Which leads us the worst part, when Rush says “I thought that there would be a little more stopping, smelling the roses, enjoying myself. It’s none of this.”
Regardless of what I may feel about Rush as a person or a broadcaster, at this notion, I feel only one thing for him as a human being: pity. What a wasted life. To have achieved what he has, financially, internationally, professionally, influentially, and otherwise, for him to be in his mid-60’s and have more than most will ever even smell and to not have smelled the roses along the way is nothing more than pathetic. To so badly be needed every day by everyone else to have not enjoyed himself to the level he had earned is so very sad, and such a wonderful cautionary tale for all who chase success.
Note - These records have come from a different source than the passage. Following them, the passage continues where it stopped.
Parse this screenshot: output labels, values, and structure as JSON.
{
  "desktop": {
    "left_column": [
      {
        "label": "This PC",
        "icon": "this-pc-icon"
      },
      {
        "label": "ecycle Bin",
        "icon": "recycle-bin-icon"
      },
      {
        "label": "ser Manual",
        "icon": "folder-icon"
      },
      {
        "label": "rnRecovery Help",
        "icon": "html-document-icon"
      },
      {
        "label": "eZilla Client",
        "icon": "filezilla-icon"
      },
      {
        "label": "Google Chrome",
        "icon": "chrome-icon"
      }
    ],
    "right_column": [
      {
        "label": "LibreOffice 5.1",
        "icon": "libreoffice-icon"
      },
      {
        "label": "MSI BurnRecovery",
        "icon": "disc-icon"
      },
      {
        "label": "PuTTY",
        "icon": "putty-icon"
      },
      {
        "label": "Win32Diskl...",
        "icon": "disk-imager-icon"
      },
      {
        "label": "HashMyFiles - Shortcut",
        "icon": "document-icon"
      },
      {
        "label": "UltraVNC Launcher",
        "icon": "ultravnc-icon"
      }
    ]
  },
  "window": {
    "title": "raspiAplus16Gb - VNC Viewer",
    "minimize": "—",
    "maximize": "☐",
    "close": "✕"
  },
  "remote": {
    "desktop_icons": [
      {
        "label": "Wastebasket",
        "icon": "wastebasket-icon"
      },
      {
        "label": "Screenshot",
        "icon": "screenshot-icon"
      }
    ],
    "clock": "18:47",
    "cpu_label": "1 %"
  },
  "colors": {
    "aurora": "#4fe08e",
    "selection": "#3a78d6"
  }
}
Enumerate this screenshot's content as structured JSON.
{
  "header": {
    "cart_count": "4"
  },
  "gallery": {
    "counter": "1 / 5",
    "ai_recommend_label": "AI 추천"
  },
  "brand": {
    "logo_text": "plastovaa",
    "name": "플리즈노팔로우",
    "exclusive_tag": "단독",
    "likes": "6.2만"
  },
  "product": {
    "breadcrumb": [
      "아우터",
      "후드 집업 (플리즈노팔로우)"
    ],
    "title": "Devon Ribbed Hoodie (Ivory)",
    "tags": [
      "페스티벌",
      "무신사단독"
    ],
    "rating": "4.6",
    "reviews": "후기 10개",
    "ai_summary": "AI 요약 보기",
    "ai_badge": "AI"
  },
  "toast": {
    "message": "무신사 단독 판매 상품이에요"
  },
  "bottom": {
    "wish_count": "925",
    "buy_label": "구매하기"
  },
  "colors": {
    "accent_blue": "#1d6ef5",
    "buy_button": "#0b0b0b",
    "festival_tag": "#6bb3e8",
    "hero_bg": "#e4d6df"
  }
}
So to Bubba, Rush and the rest, my dad’s life advice remains in tact; find contentment but never complacency. It appears from the outside that neither of these men have ever come close to either, which is a life half lived. Good for Rush to not be complacent, shame on him for his lack of contentment. For Bubba, he remains an embarrassment of the riches of America; where any scumbag with a little talent can achieve the dream and then bitch, moan and whine about it all the way home. Which is where I hope he goes, and stays.